Какое-то время кроме Рудина в отделе спорта никого не было. Потом появился еще один человек – Вася Студеникин. Это был пугающе худой блондин двадцати примерно лет, хотя на вид ему можно было дать все сорок. (Когда я увидел Студеникина спустя двадцать лет, он выглядел точно так же. И, я уверен, пройдет еще лет пятьдесят, все уже будут дряхлыми стариками, а Студеникин будет так же выглядеть на свои твердые сорок лет). Но женился Студеникин на одной из самых обаятельных девушек в редакции, так что вид, как оказалось, ничего не значит.
Будущая жена его, Жанна Хиляева, произвела когда-то большое впечатление на второго масона, Мишу Прошедовского. Он увидел ее в коридоре редакции коротко стриженную, в коротком платьице – и пропал…

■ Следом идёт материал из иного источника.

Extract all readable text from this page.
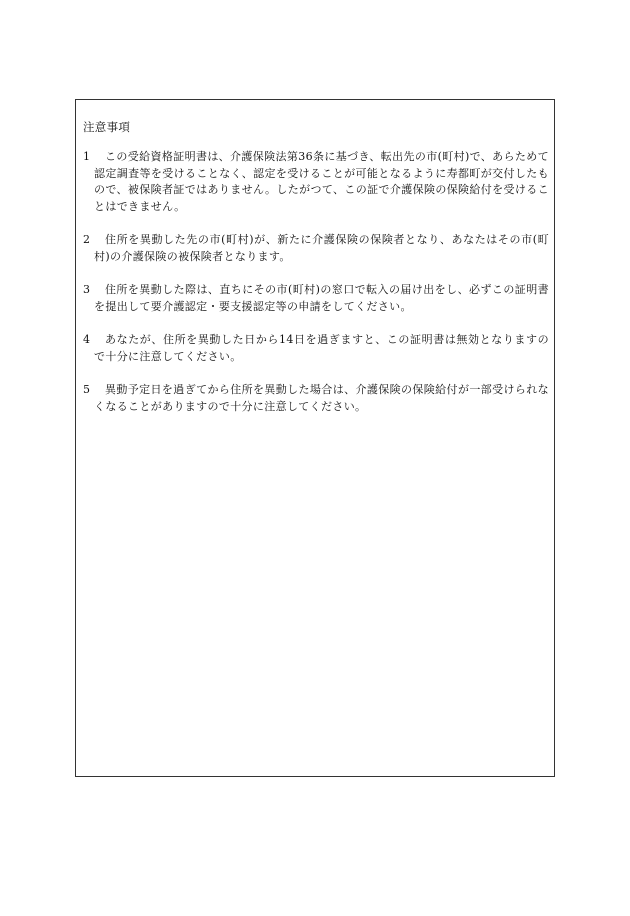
注意事項
1	この受給資格証明書は、介護保険法第36条に基づき、転出先の市(町村)で、あらためて認定調査等を受けることなく、認定を受けることが可能となるように寿都町が交付したもので、被保険者証ではありません。したがつて、この証で介護保険の保険給付を受けることはできません。
2	住所を異動した先の市(町村)が、新たに介護保険の保険者となり、あなたはその市(町村)の介護保険の被保険者となります。
3	住所を異動した際は、直ちにその市(町村)の窓口で転入の届け出をし、必ずこの証明書を提出して要介護認定・要支援認定等の申請をしてください。
4	あなたが、住所を異動した日から14日を過ぎますと、この証明書は無効となりますので十分に注意してください。
5	異動予定日を過ぎてから住所を異動した場合は、介護保険の保険給付が一部受けられなくなることがありますので十分に注意してください。
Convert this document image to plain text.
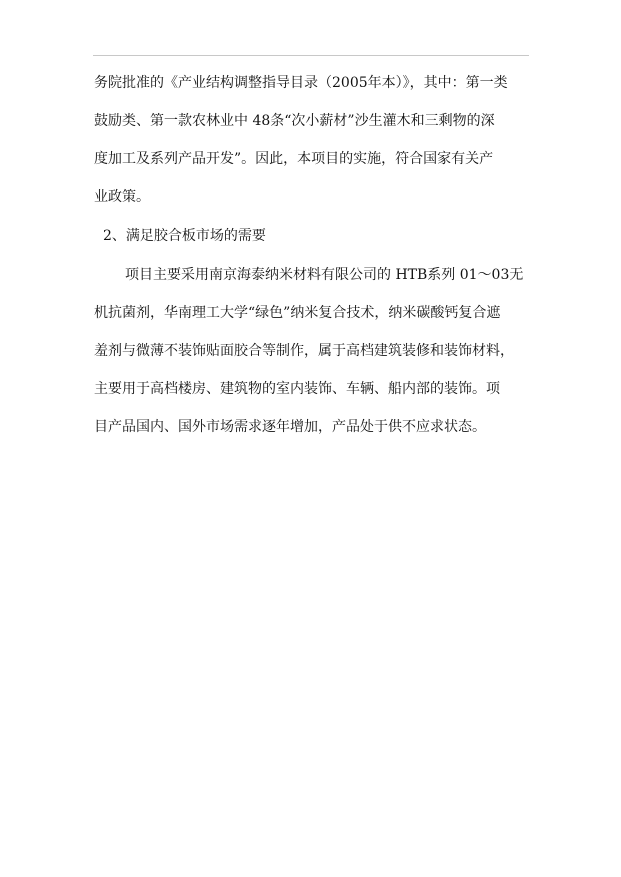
务院批准的《产业结构调整指导目录（2005年本）》，其中：第一类
鼓励类、第一款农林业中 48条“次小薪材”沙生灌木和三剩物的深
度加工及系列产品开发”。因此，本项目的实施，符合国家有关产
业政策。
2、满足胶合板市场的需要
项目主要采用南京海泰纳米材料有限公司的 HTB系列 01～03无
机抗菌剂，华南理工大学“绿色”纳米复合技术，纳米碳酸钙复合遮
羞剂与微薄不装饰贴面胶合等制作，属于高档建筑装修和装饰材料，
主要用于高档楼房、建筑物的室内装饰、车辆、船内部的装饰。项
目产品国内、国外市场需求逐年增加，产品处于供不应求状态。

– Кто это? – изумленно сказал он, поводя очами во все стороны, словно свиная голова у Гоголя. – Кто это такая?
Поскольку никто ему не ответил, Прошедовский устремился за Жанной козлиным перескоком, выкрикивая время от времени:
– Суок! Суок!
Некоторое сходство с героиней сказки Олеши Жанна, действительно, имела. Однако странно, что это доводило Прошедовского до такой степени умоисступления, что он проявлял одновременно козлиные и свиные свойства, чего, согласно последним открытиям науки, просто не может быть в живой природе.
Так или иначе, все усилия обаяшки Прошедовского остались втуне, масонские чары его не подействовали, поскольку в газету уже пришел – внимание всем постам! – Василий Студеникин…
Я появился в редакции раньше Студеникина, поэтому по отношению к нему выступал как бы в роли наставника: объяснял, например, чем футбол принципиально отличается от хоккея.
Студеникин тихо бесился.
– На хрена мне это нужно, – говорил он с тоской, – вот если бы выиграть в лотерею миллион долларов – тогда совсем другое дело!
К несчастью, лотерей таких тогда не проводили, а если бы даже и проводили, Студеникин все равно бы ничего не выиграл. Он и сам в этом был свято убежден.
– Вот увидишь, – говорил он мне, – хрен я выиграю миллион долларов в лотерею! Так и буду до конца жизни писать про эти шайбы и гайки…
Впрочем, Студеникин был парень шустрый, на местности ориентировался быстро. Вскорости он не только сам научился различать виды спорта, но и еще мог поучить этому других, что и делал время от времени на страницах газеты.
Он читал мне свои статьи вслух, иногда останавливался и спрашивал:
– Как думаешь, что здесь поставить – запятую или точку?
– Это зависит от того, закончена мысль или нет, – важно говорил я: мне льстила роль ментора.
– Да хрен ее знает, эту мысль, закончена она или нет! – злился Студеникин. – У меня с утра похмелье, а ты мне про мысль… Вот если бы пива выпить – совсем другое дело.
– Ну, так пойди и выпей, – простодушно предлагал я.
Студеникин только рукой махал.
– Я вижу, с тобой каши не сваришь…
Через двадцать лет я увидел Студеникина по телевизору. Он по-прежнему выглядел на твердые сорок лет, но вид у него был – «брутальный гламур», и все лицо заслоняли пугающие черные очки а-ля Вуди Аллен. Передача была литературная, и Вася задавал какие-то умные литературные вопросы. Потом я видел его в передаче про кино – и там Студеникин задавал умные кинематографические вопросы. Потом еще были передачи про музеи, про архитектуру, живопись, музыку – и везде Студеникин задавал очень умные и очень уместные вопросы.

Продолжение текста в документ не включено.